To address this, Numbers Station developed techniques published in academic venues (referenced as an "AMA paper"). The core idea is to apply multiple prompts to the same input and aggregate the predictions to produce a final result. This ensemble approach reduces variance and improves reliability compared to single-prompt methods.
Additional techniques mentioned include:
- Decomposing prompts using chains (similar to chain-of-thought or decomposition strategies)
- Smart sampling of demonstrations for in-context examples
### Domain-Specific Knowledge
Foundation models are trained on public data and lack organizational knowledge critical for enterprise tasks. The example given is generating a query for "active customers" when no explicit `is_active` column exists—the model needs to understand the organization's definition of customer activity.
Two solution categories are presented:
**Training-time solutions**: Continual pre-training of open-source models on organizational documents, logs, and metadata. This approach makes models "aware of domain knowledge" by incorporating internal knowledge during the training process.
**Inference-time solutions**: Augmenting the foundation model with external memory accessed through:
- Knowledge graphs
- Semantic layers
- Search indices over internal documents
This is essentially a retrieval-augmented generation (RAG) approach, where relevant context is retrieved and provided to the model at inference time to supplement its base knowledge.
## LLMOps Considerations
This case study provides several important lessons for LLMOps practitioners:
The hybrid approach of combining rules with model inference is particularly noteworthy.
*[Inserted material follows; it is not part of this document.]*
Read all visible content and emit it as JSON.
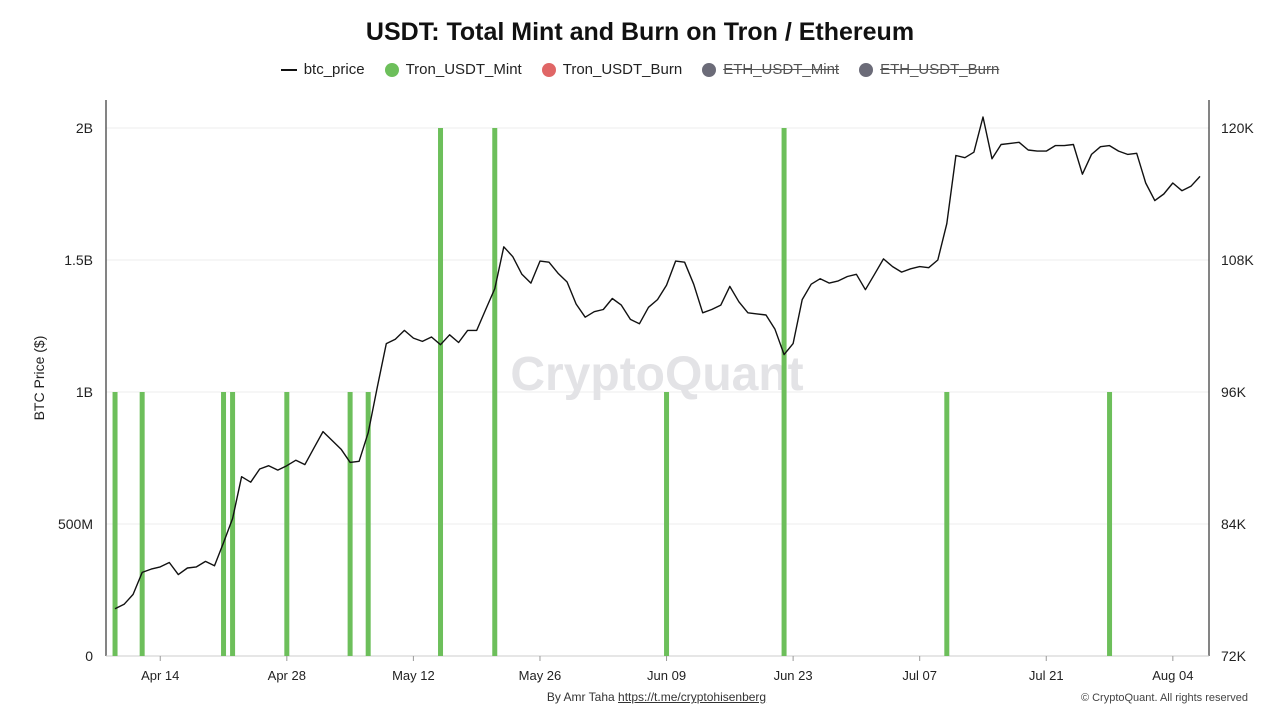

Rather than treating foundation models as a complete replacement for traditional systems, the optimal production architecture often involves using models selectively—either to handle edge cases that rules cannot address or to generate rules automatically. This reduces both computational costs and the risk of model errors propagating through the data pipeline.
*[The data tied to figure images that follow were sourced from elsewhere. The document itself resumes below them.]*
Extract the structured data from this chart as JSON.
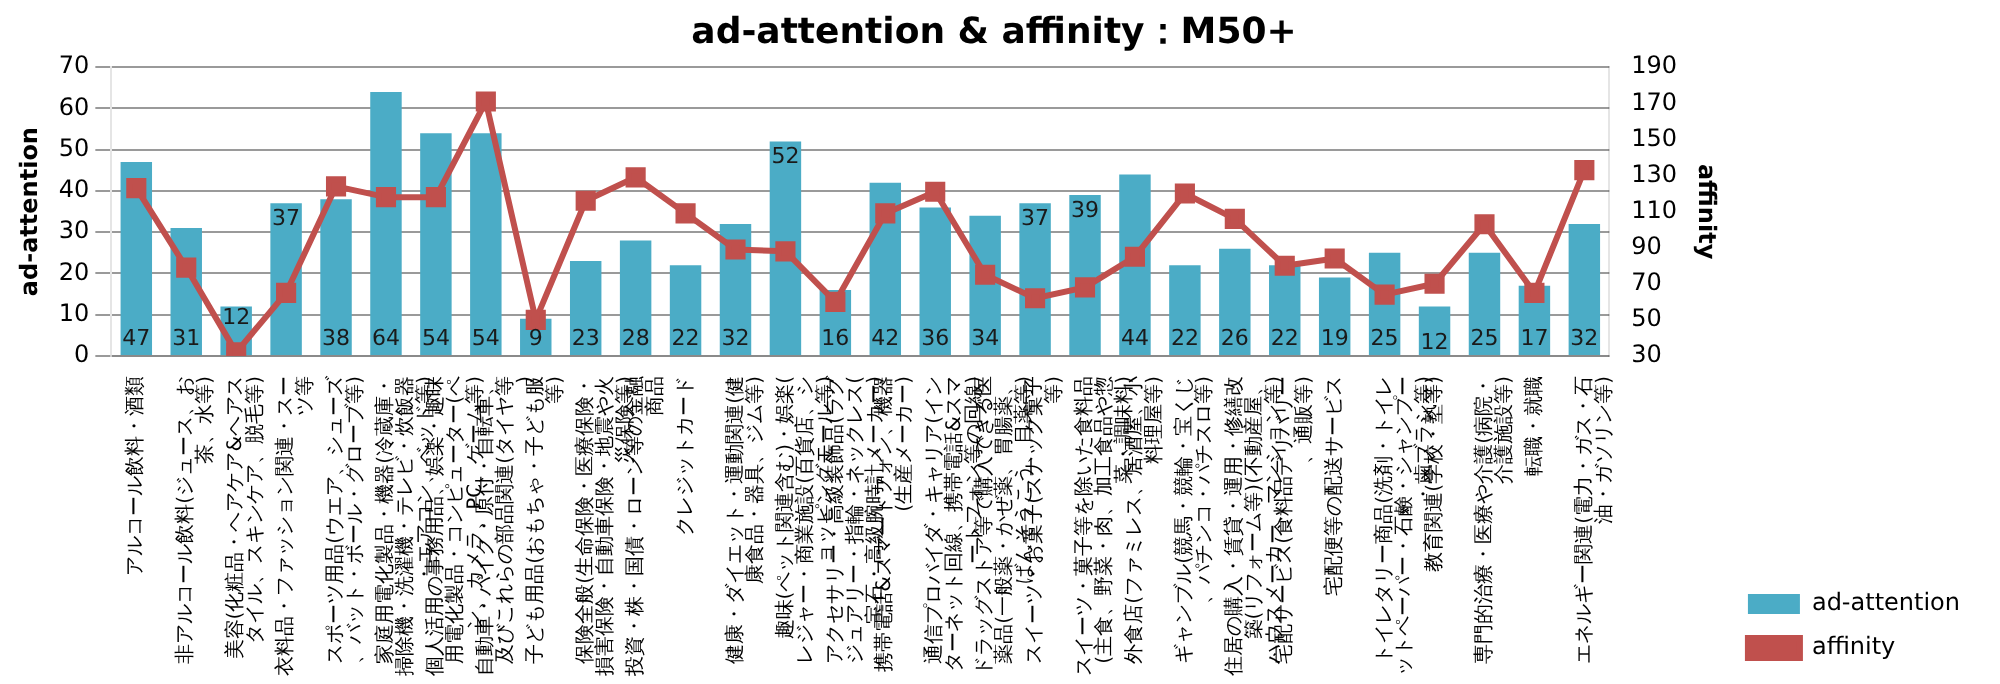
{
  "chart_data": {
    "type": "bar",
    "title": "ad-attention & affinity：M50+",
    "ylabel": "ad-attention",
    "y2label": "affinity",
    "categories": [
      "アルコール飲料・酒類",
      "非アルコール飲料(ジュース、お茶、水等)",
      "美容(化粧品・ヘアケア&ヘアスタイル、スキンケア、脱毛等)",
      "衣料品・ファッション関連・スーツ等",
      "スポーツ用品(ウエア、シューズ、バット・ボール・グローブ等)",
      "家庭用電化製品・機器(冷蔵庫・掃除機・洗濯機・テレビ・炊飯器・エアコン、ベッド等)",
      "個人活用の事務用品、娯楽・趣味用電化製品・コンピューター(ペン、カメラ、PC、ゲーム等)",
      "自動車・バイク・原付・自転車、及びこれらの部品関連(タイヤ等)",
      "子ども用品(おもちゃ・子ども服等)",
      "保険全般(生命保険・医療保険・損害保険・自動車保険・地震や火災保険等)",
      "投資・株・国債・ローン等の金融商品",
      "クレジットカード",
      "健康・ダイエット・運動関連(健康食品・器具、ジム等)",
      "趣味(ペット関連含む)・娯楽(レジャー・商業施設(百貨店、ショッピングモール等)",
      "アクセサリー・高級装飾品(ラグジュアリー・指輪・ネックレス(宝石・高級腕時計メーカー)",
      "携帯電話&スマートフォン、機器(生産メーカー)",
      "通信プロバイダ・キャリア(インターネット回線、携帯電話&スマートフォン等の回線)",
      "ドラッグストア等で購入できる医薬品(一般薬・かぜ薬、胃腸薬、ばんそうこう、目薬等)",
      "スイーツ・お菓子(スナック菓子等)",
      "スイーツ・菓子等を除いた食料品(主食、野菜・肉、加工食品や惣菜・調味料)",
      "外食店(ファミレス、居酒屋、小料理屋等)",
      "ギャンブル(競馬・競輪・宝くじ、パチンコ・パチスロ等)",
      "住居の購入・賃貸・運用・修繕改築(リフォーム等)(不動産屋、ハウスメーカー、マンション等)",
      "宅配サービス(食料品デリバリー、通販等)",
      "宅配便等の配送サービス",
      "トイレタリー商品(洗剤・トイレットペーパー・石鹸・シャンプー・歯ブラシ等)",
      "教育関連(学校・塾等)",
      "専門的治療・医療や介護(病院・介護施設等)",
      "転職・就職",
      "エネルギー関連(電力・ガス・石油・ガソリン等)"
    ],
    "series": [
      {
        "name": "ad-attention",
        "color": "#4bacc6",
        "values": [
          47,
          31,
          12,
          37,
          38,
          64,
          54,
          54,
          9,
          23,
          28,
          22,
          32,
          52,
          16,
          42,
          36,
          34,
          37,
          39,
          44,
          22,
          26,
          22,
          19,
          25,
          12,
          25,
          17,
          32
        ],
        "value_labels": [
          "47",
          "31",
          "12",
          "37",
          "38",
          "64",
          "54",
          "54",
          "9",
          "23",
          "28",
          "22",
          "32",
          "52",
          "16",
          "42",
          "36",
          "34",
          "37",
          "39",
          "44",
          "22",
          "26",
          "22",
          "19",
          "25",
          "12",
          "25",
          "17",
          "32"
        ]
      },
      {
        "name": "affinity",
        "type": "line",
        "axis": "y2",
        "color": "#c0504d",
        "marker": "square",
        "values": [
          123,
          79,
          32,
          65,
          124,
          118,
          118,
          171,
          50,
          116,
          129,
          109,
          89,
          88,
          60,
          109,
          121,
          75,
          62,
          68,
          85,
          120,
          106,
          80,
          84,
          64,
          70,
          103,
          65,
          133
        ]
      }
    ],
    "ylim": [
      0,
      70
    ],
    "yticks": [
      0,
      10,
      20,
      30,
      40,
      50,
      60,
      70
    ],
    "y2lim": [
      30,
      190
    ],
    "y2ticks": [
      30,
      50,
      70,
      90,
      110,
      130,
      150,
      170,
      190
    ],
    "grid": "y",
    "legend": "right"
  }
}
The emphasis on prompt engineering techniques like demonstration selection and multi-prompt aggregation highlights that production LLM systems require careful attention to input design, not just model selection. The brittleness of prompts means that seemingly minor formatting changes can significantly impact output quality.
The distillation approach offers a practical path from prototype to production. Large models can be used for initial development and to generate training data, while smaller distilled models handle production inference workloads. This addresses both cost and latency concerns that would otherwise make foundation model deployment impractical for high-volume data applications.
The domain knowledge integration strategies—whether through continual pre-training or RAG—are essential for enterprise deployments where generic models lack necessary business context. The choice between training-time and inference-time solutions likely depends on how dynamic the organizational knowledge is and the resources available for model customization.
It's worth noting that while the presentation highlights significant potential, the specific quantitative results and production deployments are not detailed. The techniques discussed appear to be primarily research contributions from the collaboration with Stanford AI Lab, though Numbers Station is described as building products that incorporate this technology. Organizations considering similar approaches should validate performance claims in their specific contexts.
## Collaboration and Research Foundation
The work presented is done in collaboration with the Stanford AI Lab, suggesting a research-oriented approach to these production challenges. Multiple papers are referenced (though not cited by name in the transcript), indicating that the techniques have undergone academic peer review. This collaboration between industry application and academic research is a valuable model for developing robust LLMOps practices.